Mena, 18 Mei 2026 — LopoNTT.com – Umat Paroki Santa Filomena Mena menggelar acara perpisahan dengan Suster Pedro, OSF, yang akan berpindah tugas ke wilayah Jawa. Acara perpisahan tersebut berlangsung di Biara OSF Mena, Senin, 18 Mei 2026, dan dihadiri oleh para suster, umat, serta Pastor Paroki Santa Filomena Mena.

Dalam sambutannya, Pastor Paroki Santa Filomena Mena, Rm. Yohanes Seran Nahak, Pr menyampaikan pesan agar Suster Pedro tetap setia merawat panggilan hidup membiara. Ia berharap, perjalanan tugas yang baru semakin meneguhkan Suster dalam panggilan dan menghantar Suster kepada cita-cita hidup religius, yakni mengikrarkan kaul kekal.
“Semoga apa yang dicita-citakan, yakni kaul kekal, dapat tercapai. Kita juga memiliki kerinduan, semoga suatu waktu Suster dapat kembali ke tempat ini,” demikian pesan Pastor Paroki dalam suasana perpisahan yang penuh haru dan syukur.

Pastor Paroki juga mengingatkan pentingnya mencintai ruang keheningan. Menurutnya, keheningan bukan sekadar ruang tanpa suara, melainkan kesempatan rohani untuk senantiasa berjumpa dengan Allah. Dalam keheningan itulah panggilan dirawat, diteguhkan, dan dimurnikan.

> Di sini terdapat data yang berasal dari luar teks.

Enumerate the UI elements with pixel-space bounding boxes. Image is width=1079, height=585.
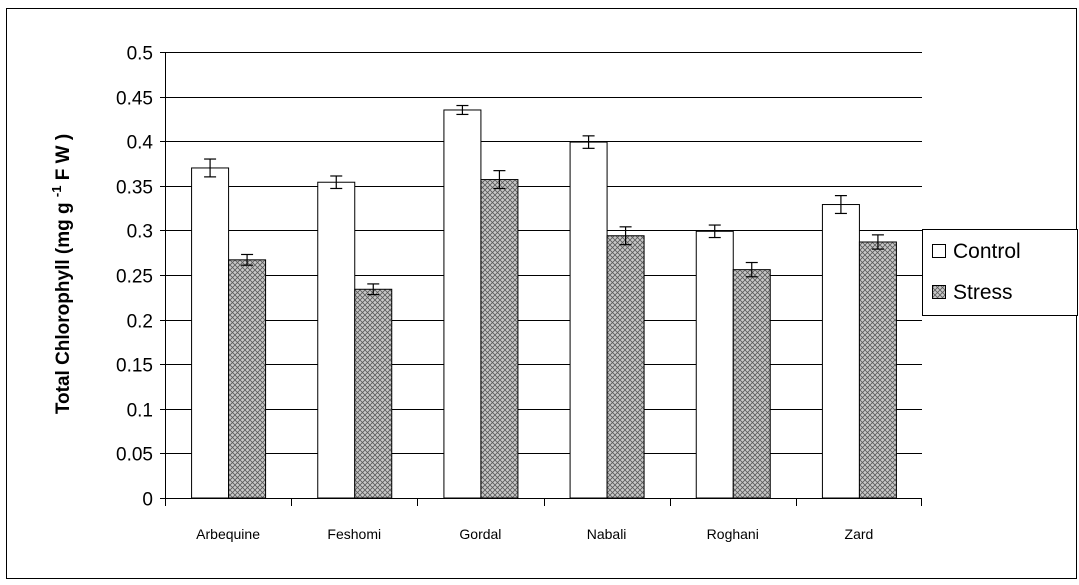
x-tick-label: Roghani bbox=[707, 526, 759, 542]
bar-stress bbox=[732, 269, 771, 499]
y-tick-label: 0.45 bbox=[116, 89, 153, 110]
y-tick-label: 0.5 bbox=[127, 44, 153, 65]
bar-control bbox=[443, 109, 482, 499]
bar-stress bbox=[606, 235, 645, 499]
y-tick-label: 0.1 bbox=[127, 401, 153, 422]
x-tick-labels: Arbequine Feshomi Gordal Nabali Roghani Zard bbox=[196, 526, 873, 542]
y-axis-label: Total Chlorophyll (mg g -1 F W ) bbox=[49, 134, 74, 414]
legend-swatch-control bbox=[932, 244, 946, 258]
bar-control bbox=[317, 181, 356, 499]
legend-label: Control bbox=[953, 240, 1021, 263]
y-tick-label: 0.3 bbox=[127, 222, 153, 243]
y-tick-label: 0.2 bbox=[127, 312, 153, 333]
y-tick-label: 0.25 bbox=[116, 267, 153, 288]
y-axis-label-superscript: -1 bbox=[49, 186, 64, 198]
axes-group bbox=[160, 52, 922, 506]
bar-stress bbox=[480, 179, 519, 499]
y-tick-labels: 0 0.05 0.1 0.15 0.2 0.25 0.3 0.35 0.4 0.45 0.5 bbox=[116, 44, 153, 511]
y-tick-label: 0 bbox=[142, 490, 153, 511]
bar-stress bbox=[354, 288, 393, 499]
y-tick-label: 0.35 bbox=[116, 178, 153, 199]
legend-label: Stress bbox=[953, 281, 1013, 304]
y-tick-label: 0.05 bbox=[116, 445, 153, 466]
y-tick-label: 0.4 bbox=[127, 133, 154, 154]
bar-stress bbox=[858, 241, 897, 499]
legend-box bbox=[922, 229, 1078, 316]
chart-frame bbox=[6, 8, 1077, 579]
gridlines bbox=[165, 52, 922, 454]
y-tick-label: 0.15 bbox=[116, 356, 153, 377]
legend: Control Stress bbox=[922, 229, 1078, 316]
y-axis-label-part: F W ) bbox=[53, 134, 74, 186]
x-tick-label: Feshomi bbox=[327, 526, 381, 542]
bar-control bbox=[191, 167, 230, 499]
bar-control bbox=[821, 204, 860, 499]
x-tick-label: Gordal bbox=[459, 526, 501, 542]
bars-group bbox=[191, 104, 897, 499]
bar-stress bbox=[228, 259, 267, 499]
y-axis-label-part: Total Chlorophyll (mg g bbox=[53, 197, 74, 414]
bar-control bbox=[695, 230, 734, 499]
x-tick-label: Zard bbox=[845, 526, 874, 542]
x-tick-label: Nabali bbox=[587, 526, 627, 542]
legend-swatch-stress bbox=[932, 285, 946, 299]
x-tick-label: Arbequine bbox=[196, 526, 260, 542]
bar-control bbox=[569, 141, 608, 499]
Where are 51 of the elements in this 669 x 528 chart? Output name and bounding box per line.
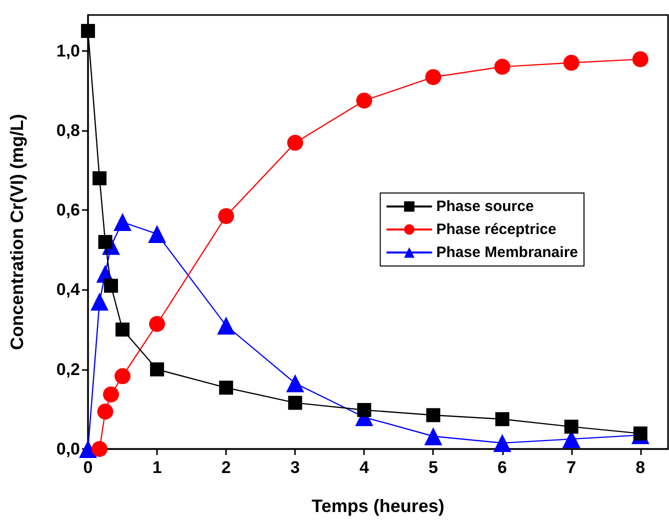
point (632, 51, 648, 68)
point (495, 412, 510, 426)
y-tick-label: 0,8 (56, 120, 80, 140)
point (424, 427, 442, 446)
point (116, 322, 130, 337)
x-tick-label: 1 (152, 458, 162, 477)
y-tick-label: 1,0 (56, 41, 80, 60)
point (103, 386, 119, 402)
x-tick-label: 7 (566, 458, 576, 477)
point (149, 316, 166, 332)
x-tick-label: 4 (359, 458, 370, 477)
point (563, 54, 580, 71)
point (79, 440, 97, 458)
point (81, 24, 95, 38)
x-axis-title: Temps (heures) (312, 496, 444, 516)
y-tick-label: 0,4 (56, 280, 81, 300)
legend-label: Phase source (436, 198, 534, 215)
point (218, 208, 234, 224)
point (217, 316, 236, 335)
point (92, 171, 107, 186)
point (90, 292, 109, 311)
point (425, 69, 442, 86)
x-tick-label: 6 (498, 458, 508, 477)
point (97, 404, 114, 420)
point (219, 380, 234, 395)
x-tick-label: 0 (83, 458, 93, 477)
point (148, 224, 166, 243)
y-tick-label: 0,0 (56, 440, 80, 458)
point (114, 368, 131, 384)
y-axis-title: Concentration Cr(VI) (mg/L) (7, 114, 27, 350)
legend-label: Phase réceptrice (436, 221, 556, 238)
point (286, 374, 304, 392)
x-tick-label: 2 (221, 458, 231, 477)
x-tick-label: 5 (428, 458, 438, 477)
point (564, 420, 578, 434)
legend-label: Phase Membranaire (436, 244, 578, 261)
point (494, 58, 510, 75)
x-tick-label: 3 (290, 458, 300, 477)
point (357, 402, 372, 417)
point (114, 213, 132, 232)
x-tick-label: 8 (636, 458, 646, 477)
point (493, 434, 512, 452)
point (288, 396, 302, 410)
point (92, 441, 108, 457)
point (426, 408, 440, 422)
point (287, 134, 304, 151)
y-tick-label: 0,2 (56, 360, 80, 379)
y-tick-label: 0,6 (56, 200, 80, 220)
point (104, 278, 118, 293)
point (150, 362, 164, 376)
point (356, 92, 372, 109)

Sementara itu, dalam sambutannya, Suster Pedro, OSF menyampaikan rasa syukur dan terima kasih atas rahmat Allah yang menyertai perjalanan panggilannya. Suster asal Nias tersebut mengatakan bahwa menjadi seorang suster adalah kesempatan untuk saling mengunjungi, saling mengenal, dan mengalami persaudaraan dengan banyak orang.
Ia mengakui bahwa ketika pertama kali datang dan bertugas di Biara OSF Mena, dirinya sempat merasa ragu apakah mampu menjalani tugas pelayanan di tempat tersebut. Namun, dalam perjalanan waktu, ia menemukan keceriaan, sukacita, dan penerimaan yang membuatnya merasa dikuatkan.

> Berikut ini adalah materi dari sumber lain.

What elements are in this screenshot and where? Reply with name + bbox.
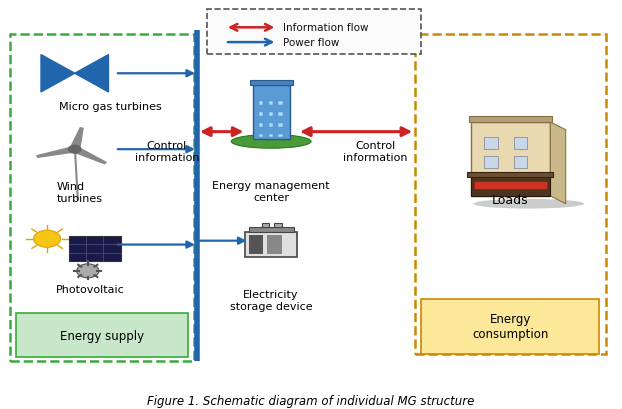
Bar: [249, 236, 263, 254]
Bar: [484, 157, 498, 169]
Text: Power flow: Power flow: [284, 38, 340, 48]
Text: Control
information: Control information: [343, 141, 407, 162]
Bar: [471, 176, 550, 196]
Bar: [422, 299, 600, 354]
Bar: [279, 134, 283, 138]
Bar: [249, 228, 294, 232]
Circle shape: [68, 146, 81, 154]
Text: Energy management
center: Energy management center: [212, 181, 330, 202]
Polygon shape: [41, 56, 75, 93]
Text: Control
information: Control information: [134, 141, 199, 162]
Bar: [279, 102, 283, 106]
Text: Loads: Loads: [492, 194, 529, 207]
Polygon shape: [72, 148, 106, 164]
Bar: [262, 224, 269, 228]
Bar: [514, 157, 527, 169]
Bar: [253, 86, 289, 140]
Bar: [245, 232, 297, 258]
Bar: [269, 134, 273, 138]
Polygon shape: [550, 123, 565, 204]
Polygon shape: [37, 147, 77, 158]
Bar: [269, 112, 273, 117]
Text: Wind
turbines: Wind turbines: [57, 182, 103, 203]
Text: Information flow: Information flow: [284, 23, 369, 33]
Bar: [514, 138, 527, 150]
Text: Figure 1. Schematic diagram of individual MG structure: Figure 1. Schematic diagram of individua…: [147, 394, 475, 407]
Bar: [269, 124, 273, 127]
Bar: [468, 173, 554, 177]
Bar: [259, 102, 263, 106]
Bar: [267, 236, 282, 254]
Circle shape: [77, 264, 99, 278]
Text: Photovoltaic: Photovoltaic: [57, 285, 125, 294]
Ellipse shape: [473, 199, 584, 209]
Bar: [484, 138, 498, 150]
Bar: [279, 124, 283, 127]
Bar: [279, 112, 283, 117]
Text: Energy supply: Energy supply: [60, 329, 144, 342]
Text: Micro gas turbines: Micro gas turbines: [59, 102, 162, 112]
Ellipse shape: [231, 135, 311, 149]
Bar: [473, 181, 547, 189]
Bar: [471, 123, 550, 196]
Polygon shape: [75, 56, 108, 93]
FancyBboxPatch shape: [207, 10, 422, 55]
Bar: [259, 112, 263, 117]
Bar: [269, 102, 273, 106]
Bar: [259, 124, 263, 127]
Polygon shape: [70, 128, 83, 150]
Bar: [259, 134, 263, 138]
Bar: [68, 236, 121, 261]
Bar: [274, 224, 282, 228]
Circle shape: [34, 231, 60, 248]
Bar: [249, 81, 292, 86]
Bar: [16, 313, 188, 357]
Text: Electricity
storage device: Electricity storage device: [230, 290, 312, 311]
Text: Energy
consumption: Energy consumption: [472, 312, 549, 341]
Bar: [469, 117, 552, 123]
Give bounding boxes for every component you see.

Suster Pedro juga menyampaikan bahwa dirinya merupakan suster yunior keempat yang bertugas di komunitas OSF Mena. Ia mengaku sebenarnya masih ingin melayani di tempat tersebut, namun keputusan perpindahan tugas merupakan bagian dari kebijakan pimpinan yang harus diterima dalam semangat ketaatan religius.
“Terima kasih kepada para Romo, para Suster dalam hidup komunitas, dan seluruh umat yang ada di sini,” ungkapnya.
Selama kurang lebih satu setengah tahun bertugas di Mena, Suster Pedro merasakan kehidupan komunitas yang menumbuhkan rasa persaudaraan dan menguatkan panggilan hidupnya sebagai seorang suster.

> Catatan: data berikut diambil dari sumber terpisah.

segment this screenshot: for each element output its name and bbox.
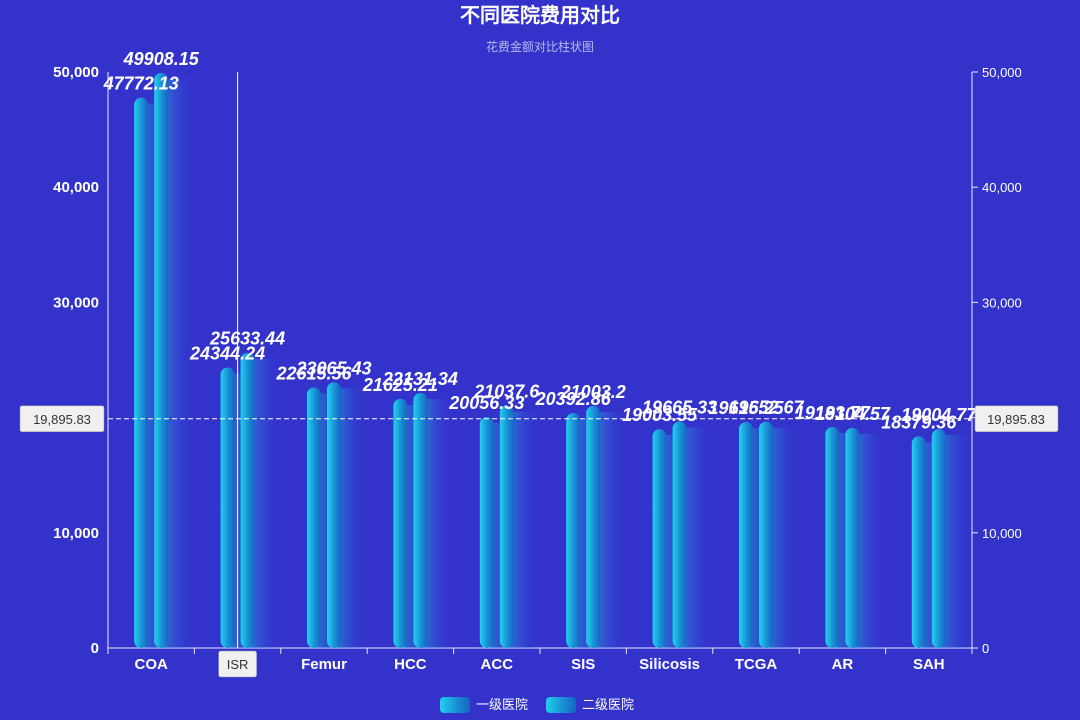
data-label: 24344.24	[189, 344, 265, 364]
data-label: 22131.34	[382, 369, 458, 389]
chart-subtitle: 花费金额对比柱状图	[486, 39, 594, 54]
chart-title: 不同医院费用对比	[460, 3, 620, 27]
crosshair: 19,895.83 19,895.83 ISR	[19, 72, 1059, 678]
y-tick-label-right: 30,000	[982, 295, 1022, 310]
bar[interactable]	[220, 367, 235, 648]
bar[interactable]	[825, 427, 840, 648]
bar-shadow	[251, 358, 282, 648]
data-label: 22615.56	[275, 363, 352, 383]
data-label: 23065.43	[295, 358, 371, 378]
bar[interactable]	[393, 398, 408, 648]
data-label: 21625.21	[362, 375, 438, 395]
crosshair-category-label: ISR	[227, 657, 249, 672]
bar-shadow	[770, 427, 800, 648]
data-label: 19665.33	[642, 397, 717, 417]
data-label: 21037.6	[473, 382, 540, 402]
bar-shadow	[165, 79, 196, 649]
bar[interactable]	[134, 97, 149, 649]
bar-group	[134, 73, 973, 649]
bar-shadow	[683, 427, 714, 648]
legend-swatch-series-2	[546, 697, 576, 713]
data-label: 25633.44	[209, 329, 285, 349]
bar[interactable]	[931, 429, 946, 648]
bar[interactable]	[154, 73, 169, 649]
data-label: 19003.55	[622, 405, 698, 425]
data-label: 19004.77	[901, 405, 977, 425]
bar-shadow	[856, 433, 887, 648]
data-label: 18379.36	[881, 412, 957, 432]
bar-shadow	[597, 412, 628, 648]
y-tick-label-right: 40,000	[982, 180, 1022, 195]
legend-item-series-1[interactable]: 一级医院	[440, 697, 528, 713]
x-tick-label: AR	[832, 656, 854, 673]
data-label: 21003.2	[560, 382, 626, 402]
bar[interactable]	[479, 416, 494, 648]
crosshair-value-left: 19,895.83	[33, 412, 91, 427]
bar[interactable]	[739, 422, 753, 648]
data-label: 20392.86	[535, 389, 612, 409]
y-tick-label-left: 0	[91, 640, 99, 657]
y-tick-label-right: 0	[982, 641, 989, 656]
legend-item-series-2[interactable]: 二级医院	[546, 697, 634, 713]
x-tick-label: HCC	[394, 656, 427, 673]
y-tick-label-left: 30,000	[53, 294, 99, 311]
x-tick-label: TCGA	[735, 656, 778, 673]
crosshair-x-label: ISR	[218, 650, 257, 678]
bar[interactable]	[413, 393, 428, 648]
bar[interactable]	[240, 352, 255, 648]
bar-shadow	[424, 399, 455, 648]
legend: 一级医院 二级医院	[440, 697, 634, 713]
bar[interactable]	[307, 387, 321, 648]
bar[interactable]	[911, 436, 926, 648]
crosshair-y-label-left: 19,895.83	[19, 405, 105, 433]
data-label: 19652.67	[728, 398, 804, 418]
bar[interactable]	[566, 413, 581, 648]
data-label: 19615.25	[708, 398, 784, 418]
y-tick-label-right: 10,000	[982, 526, 1022, 541]
bar[interactable]	[759, 421, 773, 648]
x-tick-label: Femur	[301, 656, 347, 673]
x-tick-label: ACC	[481, 656, 514, 673]
x-tick-label: SAH	[913, 656, 945, 673]
bar[interactable]	[586, 406, 601, 648]
bar-shadow	[510, 411, 541, 648]
bar-shadow	[942, 435, 973, 648]
bar[interactable]	[672, 421, 687, 648]
bar[interactable]	[845, 427, 860, 648]
x-ticks: COA Femur HCC ACC SIS Silicosis TCGA AR SAH	[107, 648, 973, 673]
bar[interactable]	[327, 382, 341, 648]
legend-label-series-1: 一级医院	[476, 697, 528, 712]
bar[interactable]	[652, 429, 667, 648]
crosshair-value-right: 19,895.83	[987, 412, 1045, 427]
data-label: 47772.13	[103, 74, 179, 94]
data-label: 49908.15	[123, 49, 200, 69]
bar[interactable]	[499, 405, 514, 648]
x-tick-label: Silicosis	[639, 656, 700, 673]
y-tick-label-left: 40,000	[53, 179, 99, 196]
y-tick-label-left: 50,000	[53, 64, 99, 81]
data-label: 19183.77	[795, 403, 871, 423]
legend-label-series-2: 二级医院	[582, 697, 634, 712]
data-label: 19104.57	[815, 404, 891, 424]
x-tick-label: SIS	[571, 656, 595, 673]
y-tick-label-left: 10,000	[53, 525, 99, 542]
data-label: 20056.33	[448, 393, 524, 413]
crosshair-y-label-right: 19,895.83	[974, 405, 1059, 433]
x-tick-label: COA	[135, 656, 169, 673]
y-tick-label-right: 50,000	[982, 65, 1022, 80]
bar-shadow	[338, 388, 368, 648]
legend-swatch-series-1	[440, 697, 470, 713]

Pada kesempatan itu, ia juga menyampaikan permohonan maaf kepada semua pihak atas segala kekurangan selama menjalani tugas dan pelayanan di Paroki Santa Filomena Mena.
Suster Pedro dijadwalkan berangkat menuju Kupang pada Selasa, 19 Mei 2026, dan selanjutnya terbang ke Semarang pada Rabu, 20 Mei 2026, untuk menjalani tugas perutusan yang baru di wilayah Jawa.